Salesforce.com offers real-time analytics, Schneider concluded, but it is designed as a practical extension of its platform rather than a generic data warehouse in the cloud.
Schneider encourages everyone to try out the Salesforce.com platform for free at http://www.developerforce.com/events/regular/registration.php.
As James says:
“Salesforce.com is not trying to mimic all of the functionality offered by specialized analytics applications, which are too complex for most users anyway…”
What-if a business needs specialized analytics app and the business requirements are not met by providing generic and simple lists, dashboards etc, which is mostly the case.
I still believe that the traditional data warehouse approach is much better, cleaner and faster approach for analytics. Many BI/DWH project fails doesn’t mean that complete DWH approach is bad. The complexity and rigidness nature of DWH can be lowered down and people should think of innovative ways of achiveing that. In the long run, an Ent. DWH pays-off and its worth investing in it.

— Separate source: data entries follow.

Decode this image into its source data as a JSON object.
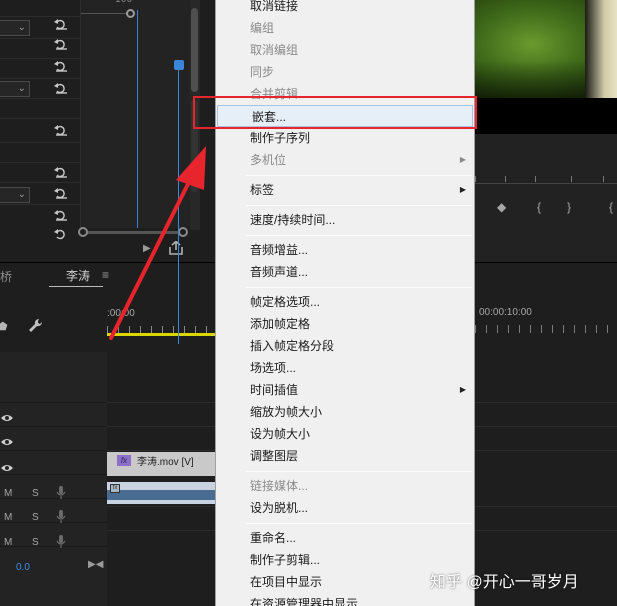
{
  "effect_controls": {
    "ruler_label": "100"
  },
  "timeline": {
    "tab_previous": "桥",
    "tab_active": "李涛",
    "tab_menu_icon": "≡",
    "time_start": ":00:00",
    "time_end": "00:00:10:00",
    "video_clip_name": "李涛.mov [V]",
    "video_clip_fx": "fx",
    "audio_clip_fx": "fx",
    "mute_label": "M",
    "solo_label": "S",
    "master_level": "0.0"
  },
  "context_menu": {
    "items": [
      {
        "label": "取消链接",
        "disabled": false
      },
      {
        "label": "编组",
        "disabled": true
      },
      {
        "label": "取消编组",
        "disabled": true
      },
      {
        "label": "同步",
        "disabled": true
      },
      {
        "label": "合并剪辑...",
        "disabled": true
      },
      {
        "label": "嵌套...",
        "disabled": false,
        "highlighted": true
      },
      {
        "label": "制作子序列",
        "disabled": false
      },
      {
        "label": "多机位",
        "disabled": true,
        "submenu": true
      },
      {
        "label": "标签",
        "disabled": false,
        "submenu": true
      },
      {
        "label": "速度/持续时间...",
        "disabled": false
      },
      {
        "label": "音频增益...",
        "disabled": false
      },
      {
        "label": "音频声道...",
        "disabled": false
      },
      {
        "label": "帧定格选项...",
        "disabled": false
      },
      {
        "label": "添加帧定格",
        "disabled": false
      },
      {
        "label": "插入帧定格分段",
        "disabled": false
      },
      {
        "label": "场选项...",
        "disabled": false
      },
      {
        "label": "时间插值",
        "disabled": false,
        "submenu": true
      },
      {
        "label": "缩放为帧大小",
        "disabled": false
      },
      {
        "label": "设为帧大小",
        "disabled": false
      },
      {
        "label": "调整图层",
        "disabled": false
      },
      {
        "label": "链接媒体...",
        "disabled": true
      },
      {
        "label": "设为脱机...",
        "disabled": false
      },
      {
        "label": "重命名...",
        "disabled": false
      },
      {
        "label": "制作子剪辑...",
        "disabled": false
      },
      {
        "label": "在项目中显示",
        "disabled": false
      },
      {
        "label": "在资源管理器中显示...",
        "disabled": false
      }
    ],
    "submenu_arrow": "▶"
  },
  "program_monitor": {
    "transport": [
      "◆",
      "{",
      "}",
      "{"
    ]
  },
  "colors": {
    "highlight_box": "#e8242c",
    "playhead": "#3d85d8",
    "work_area": "#d9d600"
  },
  "watermark": "知乎 @开心一哥岁月"
}
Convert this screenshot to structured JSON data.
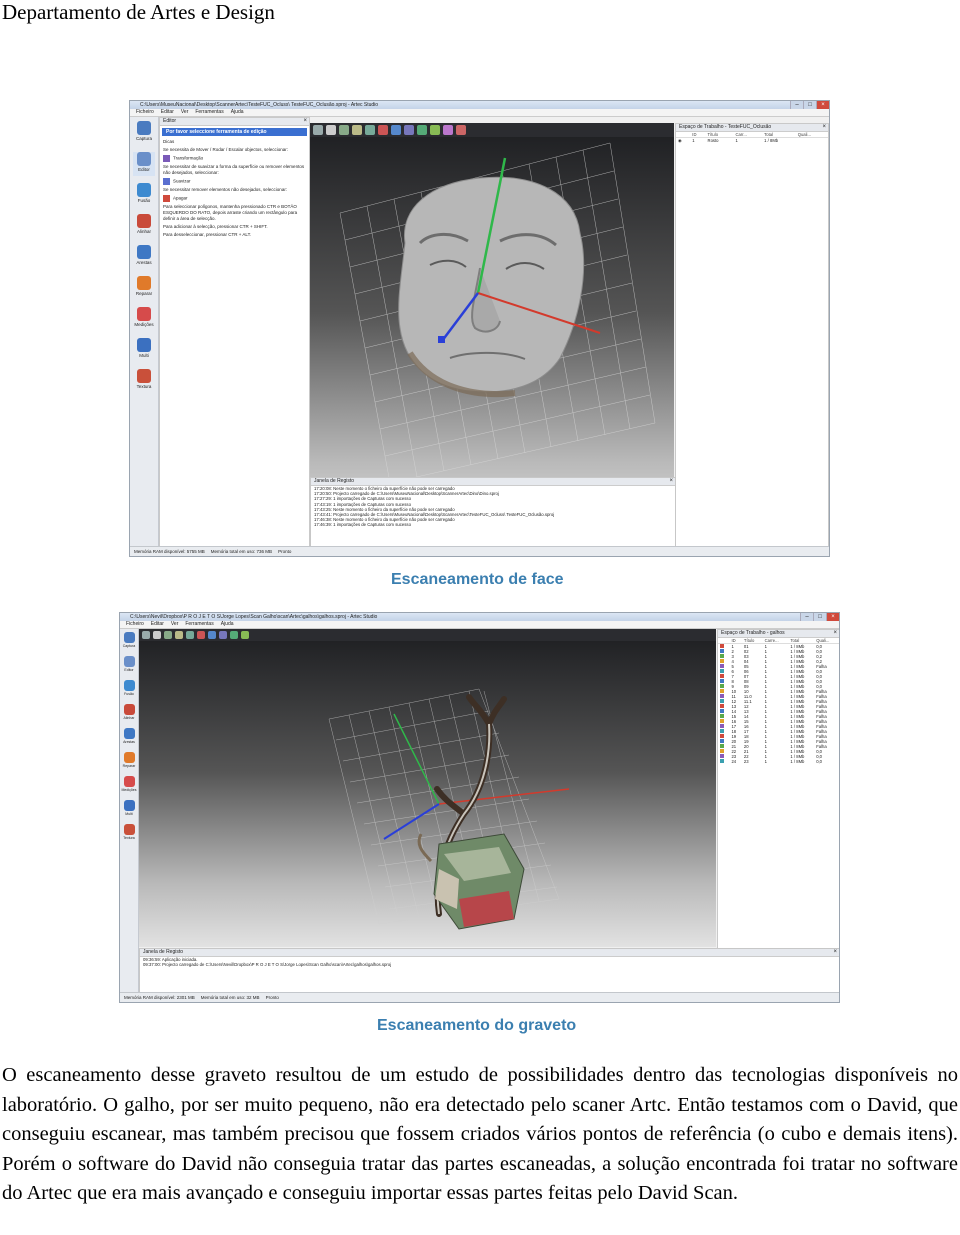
{
  "header": {
    "title": "Departamento de Artes e Design"
  },
  "figure1": {
    "caption": "Escaneamento de face",
    "window_title": "C:\\Users\\MuseuNacional\\Desktop\\ScannerArtec\\TesteFUC_Ocluss\\ TesteFUC_Oclusão.sproj - Artec Studio",
    "menu": [
      "Ficheiro",
      "Editar",
      "Ver",
      "Ferramentas",
      "Ajuda"
    ],
    "tools": [
      "Captura",
      "Editor",
      "Fusão",
      "Alinhar",
      "Arestas",
      "Reparar",
      "Medições",
      "Multi",
      "Textura"
    ],
    "editor": {
      "header": "Editor",
      "highlight": "Por favor seleccione ferramenta de edição",
      "items": [
        "Dicas",
        "Se necessita de Mover / Rodar / Escalar objectos, seleccionar:",
        "Transformação",
        "Se necessitar de suavizar a forma da superfície ou remover elementos não desejados, seleccionar:",
        "Suavizar",
        "Se necessitar remover elementos não desejados, seleccionar:",
        "Apagar",
        "Para seleccionar polígonos, mantenha pressionado CTR e BOTÃO ESQUERDO DO RATO, depois arraste criando um rectângulo para definir a área de selecção.",
        "Para adicionar à selecção, pressionar CTR + SHIFT.",
        "Para desseleccionar, pressionar CTR + ALT."
      ]
    },
    "workspace": {
      "header": "Espaço de Trabalho - TesteFUC_Oclusão",
      "columns": [
        "ID",
        "Título",
        "Carr...",
        "Total",
        "Quali..."
      ],
      "rows": [
        [
          "1",
          "Rosto",
          "1",
          "1 / 8Mb",
          ""
        ]
      ]
    },
    "log": {
      "header": "Janela de Registo",
      "lines": [
        "17:20:08: Neste momento o ficheiro da superfície não pode ser carregado",
        "17:20:50: Projecto carregado de C:\\Users\\MuseuNacional\\Desktop\\ScannerArtec\\Dino\\Dino.sproj",
        "17:27:29: 1 importações de Capturas com sucesso",
        "17:43:19: 1 importações de Capturas com sucesso",
        "17:43:25: Neste momento o ficheiro da superfície não pode ser carregado",
        "17:43:41: Projecto carregado de C:\\Users\\MuseuNacional\\Desktop\\ScannerArtec\\TesteFUC_Ocluss\\ TesteFUC_Oclusão.sproj",
        "17:46:38: Neste momento o ficheiro da superfície não pode ser carregado",
        "17:46:39: 1 importações de Capturas com sucesso"
      ]
    },
    "status": [
      "Memória RAM disponível: 5755 MB",
      "Memória total em uso: 736 MB",
      "Pronto"
    ]
  },
  "figure2": {
    "caption": "Escaneamento do graveto",
    "window_title": "C:\\Users\\Nevil\\Dropbox\\P R O J E T O S\\Jorge Lopes\\Scan Galho\\scan\\Artec\\galhos\\galhos.sproj - Artec Studio",
    "menu": [
      "Ficheiro",
      "Editar",
      "Ver",
      "Ferramentas",
      "Ajuda"
    ],
    "tools": [
      "Captura",
      "Editor",
      "Fusão",
      "Alinhar",
      "Arestas",
      "Reparar",
      "Medições",
      "Multi",
      "Textura"
    ],
    "workspace": {
      "header": "Espaço de Trabalho - galhos",
      "columns": [
        "ID",
        "Título",
        "Carre...",
        "Total",
        "Quali..."
      ],
      "rows": [
        [
          "1",
          "01",
          "1",
          "1 / 8Mb",
          "0,0"
        ],
        [
          "2",
          "02",
          "1",
          "1 / 8Mb",
          "0,0"
        ],
        [
          "3",
          "03",
          "1",
          "1 / 8Mb",
          "0,2"
        ],
        [
          "4",
          "04",
          "1",
          "1 / 8Mb",
          "0,2"
        ],
        [
          "5",
          "05",
          "1",
          "1 / 8Mb",
          "Falha"
        ],
        [
          "6",
          "06",
          "1",
          "1 / 8Mb",
          "0,0"
        ],
        [
          "7",
          "07",
          "1",
          "1 / 8Mb",
          "0,0"
        ],
        [
          "8",
          "08",
          "1",
          "1 / 8Mb",
          "0,0"
        ],
        [
          "9",
          "09",
          "1",
          "1 / 8Mb",
          "0,0"
        ],
        [
          "10",
          "10",
          "1",
          "1 / 8Mb",
          "Falha"
        ],
        [
          "11",
          "11.0",
          "1",
          "1 / 8Mb",
          "Falha"
        ],
        [
          "12",
          "11.1",
          "1",
          "1 / 8Mb",
          "Falha"
        ],
        [
          "13",
          "12",
          "1",
          "1 / 8Mb",
          "Falha"
        ],
        [
          "14",
          "13",
          "1",
          "1 / 8Mb",
          "Falha"
        ],
        [
          "15",
          "14",
          "1",
          "1 / 8Mb",
          "Falha"
        ],
        [
          "16",
          "15",
          "1",
          "1 / 8Mb",
          "Falha"
        ],
        [
          "17",
          "16",
          "1",
          "1 / 8Mb",
          "Falha"
        ],
        [
          "18",
          "17",
          "1",
          "1 / 8Mb",
          "Falha"
        ],
        [
          "19",
          "18",
          "1",
          "1 / 8Mb",
          "Falha"
        ],
        [
          "20",
          "19",
          "1",
          "1 / 8Mb",
          "Falha"
        ],
        [
          "21",
          "20",
          "1",
          "1 / 8Mb",
          "Falha"
        ],
        [
          "22",
          "21",
          "1",
          "1 / 8Mb",
          "0,0"
        ],
        [
          "23",
          "22",
          "1",
          "1 / 8Mb",
          "0,0"
        ],
        [
          "24",
          "23",
          "1",
          "1 / 8Mb",
          "0,0"
        ]
      ]
    },
    "log": {
      "header": "Janela de Registo",
      "lines": [
        "09:36:59: Aplicação iniciada.",
        "09:37:00: Projecto carregado de C:\\Users\\Nevil\\Dropbox\\P R O J E T O S\\Jorge Lopes\\Scan Galho\\scan\\Artec\\galhos\\galhos.sproj"
      ]
    },
    "status": [
      "Memória RAM disponível: 2301 MB",
      "Memória total em uso: 32 MB",
      "Pronto"
    ]
  },
  "body_text": "O escaneamento desse graveto resultou de um estudo de possibilidades dentro das tecnologias disponíveis no laboratório. O galho, por ser muito pequeno, não era detectado pelo scaner Artc. Então testamos com o David, que conseguiu escanear, mas também precisou que fossem criados vários pontos de referência (o cubo e demais itens). Porém o software do David não conseguia tratar das partes escaneadas, a solução encontrada foi tratar no software do Artec que era mais avançado e conseguiu importar essas partes feitas pelo David Scan.",
  "colors": {
    "caption": "#3b7fb0",
    "highlight": "#3a6fd1",
    "axis_x": "#d33a2c",
    "axis_y": "#2fb84a",
    "axis_z": "#2a3fd8"
  }
}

Thanks for the comment. I agree the traditional data warehouse approach is the best way to go in many situations, especially when there are multiple data sources, massive quantities of data, and complex reporting requirements. However, platforms like Salesforce (and Microsoft Dynamics CRM with which I’m familiar) provide the ability to build a variety of line-of-business applications, even applications that have nothing to do with CRM. Indeed, these platforms provide a great middle way between buying and building from scratch. And these tools provide basic user-friendly reporting tools, which are becoming more powerful over time. In quite a few cases, these tools just do the trick. Users can get the data they need without even calling IT, which is great. Sure, it won’t work in all cases. But when it does, it saves time and costs.